# "Algebrization" of Analytic Concepts

Please excuse my inventing new words in the title. I've been studying algebraic geometry, and one of my favourite parts of the subject (at least, before schemes) is the way that one can describe, or even define, the tangent space at a point $P$ of a variety $V$ purely algebraically, as the (dual space of) $\mathfrak{m}/\mathfrak{m}^2$, where $\mathfrak{m}$ is the unique maximal ideal of the local ring $\mathcal{O}_{V,P}$.

Are there other instances of concepts which are traditionally analytic in nature, but have been given alternative algebraic descriptions?

My search yielded little beyond differential algebra, which seems to be an underdeveloped subject of study, but I would think that if one wanted to "re-imagine" analysis using abstract algebra, this would be a good place to start - taking the interesting algebraic properties of derivative (such as the product rule) and building them into the definition of some new algebraic object. Algebraic analysis is apparently also a subject of study, but information is scarce.

Conversely, are there instances of algebraic concepts being re-cast only in terms of analysis?

• Would the concept of a derivation count? en.wikipedia.org/wiki/Derivation_(differential_algebra) Nov 3, 2016 at 20:07
• There are a few (complimentary) ways to treat calculus algebraically; real analysis can be used in the background to, for example, justify the nilsquare rule. I don't know how you missed that debate.
– user301988
Nov 3, 2016 at 20:12
• You didn't invent a word! jstor.org/stable/1970602 Nov 4, 2016 at 9:50

In commutative algebra and algebraic geometry we have purely algebraic versions of some of the analytical objects such as module derivatives (sections of tangent bundle), module of Kahler differentials (sections of cotangent bundle), differential operators etc.

But the point is to use this objects as tools to study some properties of rings and schemes. For example we can use Kahler differentials to study smooth or etale maps. We need them not because it is possible to define them algebraically, but because they are actually useful.

Another important point is that rings and schemes can be singular, this is a phenomenon that we don't see in elementary differential geometry. For this reason we have (co)tangent complex (not just a (co)tangent space), completions in the definition of de Rham cohomology etc

As for algebraic concepts re-cast in terms of analysis, Koszul connection and its curvature is the first object that comes to mind. It is used in differential geometry, but it is a completely algebraic object and can be defined for any module over a ring or sheaf of modules over a scheme. But this notion is not as useful in algebraic geometry as in differential geometry.
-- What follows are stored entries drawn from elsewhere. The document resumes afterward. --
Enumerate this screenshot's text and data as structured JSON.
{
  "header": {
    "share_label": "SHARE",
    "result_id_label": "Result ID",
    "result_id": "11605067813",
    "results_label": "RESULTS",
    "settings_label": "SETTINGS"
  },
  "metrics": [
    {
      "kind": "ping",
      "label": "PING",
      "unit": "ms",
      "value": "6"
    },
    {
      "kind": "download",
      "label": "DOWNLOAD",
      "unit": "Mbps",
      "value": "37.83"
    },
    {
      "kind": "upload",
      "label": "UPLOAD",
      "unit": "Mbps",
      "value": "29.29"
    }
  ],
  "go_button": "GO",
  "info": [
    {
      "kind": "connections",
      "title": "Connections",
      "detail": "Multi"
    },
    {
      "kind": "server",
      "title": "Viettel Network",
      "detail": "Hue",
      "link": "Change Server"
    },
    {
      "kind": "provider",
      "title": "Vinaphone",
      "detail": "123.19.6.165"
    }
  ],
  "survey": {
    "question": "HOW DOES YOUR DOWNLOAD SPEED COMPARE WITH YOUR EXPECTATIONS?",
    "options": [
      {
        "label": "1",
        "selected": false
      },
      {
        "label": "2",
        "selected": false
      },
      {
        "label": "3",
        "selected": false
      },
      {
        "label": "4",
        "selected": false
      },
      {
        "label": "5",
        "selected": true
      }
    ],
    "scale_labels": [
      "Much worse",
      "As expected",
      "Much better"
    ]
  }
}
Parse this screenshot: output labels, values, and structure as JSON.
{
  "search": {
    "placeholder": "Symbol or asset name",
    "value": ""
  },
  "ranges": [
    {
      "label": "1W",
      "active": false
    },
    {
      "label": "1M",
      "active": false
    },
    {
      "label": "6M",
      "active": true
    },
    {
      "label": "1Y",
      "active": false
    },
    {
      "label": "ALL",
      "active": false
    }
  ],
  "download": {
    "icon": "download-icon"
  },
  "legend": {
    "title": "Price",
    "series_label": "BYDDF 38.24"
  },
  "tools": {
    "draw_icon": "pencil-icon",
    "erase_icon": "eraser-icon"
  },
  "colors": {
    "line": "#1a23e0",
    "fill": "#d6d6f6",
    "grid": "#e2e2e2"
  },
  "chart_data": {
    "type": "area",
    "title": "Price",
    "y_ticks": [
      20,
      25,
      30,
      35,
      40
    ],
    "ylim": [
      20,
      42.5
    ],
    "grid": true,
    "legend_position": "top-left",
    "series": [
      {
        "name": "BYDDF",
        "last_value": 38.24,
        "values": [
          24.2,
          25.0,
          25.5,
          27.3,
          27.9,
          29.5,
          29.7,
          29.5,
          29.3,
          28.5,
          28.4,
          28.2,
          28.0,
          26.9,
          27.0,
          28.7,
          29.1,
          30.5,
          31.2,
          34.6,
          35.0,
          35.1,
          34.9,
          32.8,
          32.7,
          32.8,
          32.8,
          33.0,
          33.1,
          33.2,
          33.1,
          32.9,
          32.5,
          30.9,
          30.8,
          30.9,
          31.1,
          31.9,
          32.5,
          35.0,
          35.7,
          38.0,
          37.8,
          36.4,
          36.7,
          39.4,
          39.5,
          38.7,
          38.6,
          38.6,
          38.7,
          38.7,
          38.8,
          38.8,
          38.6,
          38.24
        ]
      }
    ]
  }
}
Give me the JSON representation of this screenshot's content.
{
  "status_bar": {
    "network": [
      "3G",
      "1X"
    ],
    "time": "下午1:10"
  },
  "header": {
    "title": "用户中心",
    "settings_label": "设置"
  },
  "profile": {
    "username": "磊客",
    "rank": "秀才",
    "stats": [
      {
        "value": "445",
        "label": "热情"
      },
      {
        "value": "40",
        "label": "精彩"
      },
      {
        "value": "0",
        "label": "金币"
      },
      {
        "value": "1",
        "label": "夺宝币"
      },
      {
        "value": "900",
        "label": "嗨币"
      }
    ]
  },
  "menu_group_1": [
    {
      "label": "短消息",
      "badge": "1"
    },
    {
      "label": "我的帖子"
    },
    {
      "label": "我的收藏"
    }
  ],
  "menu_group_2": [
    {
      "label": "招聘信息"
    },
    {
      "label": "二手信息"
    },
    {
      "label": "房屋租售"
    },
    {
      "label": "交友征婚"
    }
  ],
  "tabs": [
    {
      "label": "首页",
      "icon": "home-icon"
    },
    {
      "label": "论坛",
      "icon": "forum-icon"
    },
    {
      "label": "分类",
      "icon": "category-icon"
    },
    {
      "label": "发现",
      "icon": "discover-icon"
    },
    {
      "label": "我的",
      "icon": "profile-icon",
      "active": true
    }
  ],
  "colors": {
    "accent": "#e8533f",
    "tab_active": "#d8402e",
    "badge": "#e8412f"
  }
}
Plenty of things can be done in algebra. Completion is typically an analytical thing but it can be done through algebra. Let $A$ be some algebraic structure and for all $i\in\Bbb N$ we have that $S_i$ is a substructure such that we can make a quotient $A/S_i$, or if we go more exotic we would deal with congruence relations, such that $S_i\supseteq S_{i+1}$.

Anyhow using this we can deal with cauchy sequences by defining that, using additive notation, a sequence $(x_i)$ is cauchy if for a given $k$ there always exists an $N$ such that for $i,j>N$ we have that $x_i-x_j\in S_k$. Through this we can complete rings, groups, algebras, modules and much else. This is a simple way of getting the $p$-adic numbers. This is also reversable as the sequence of substructures induces a natural metric.

The derivative has been mentioned before is another.

This might be a bit simple minded (compared to Alex' answer), but:

You can define what a convergent sequence and its limit is by purely lattice-theoretic means, namely by using $\limsup$ and $\liminf$, but defining them via countable suprema and infima (not involving limits).

You can define the value (possibly $\infty$) of a series of a nonnegative sequence $(x_i)$ by lattice-theoretic means via: $$\sum_{i\in \mathbb N} x_i := \bigvee \{\sum_{i\in I} x_i : I\subseteq \mathbb N, |I|<\infty\}$$ (where $\bigvee = \sup$, we are using countable suprema),

This is not enough to explain series in general, but enough for absolutely converging ones:

$$\sum_{i\in \mathbb N} x_i = \sum_{i\in \mathbb N} x_i^+ - \sum_{i\in \mathbb N} x_i^-$$

where $x_i^+$ and $x_i^+$ are the "positive-" and "negative" parts respectively.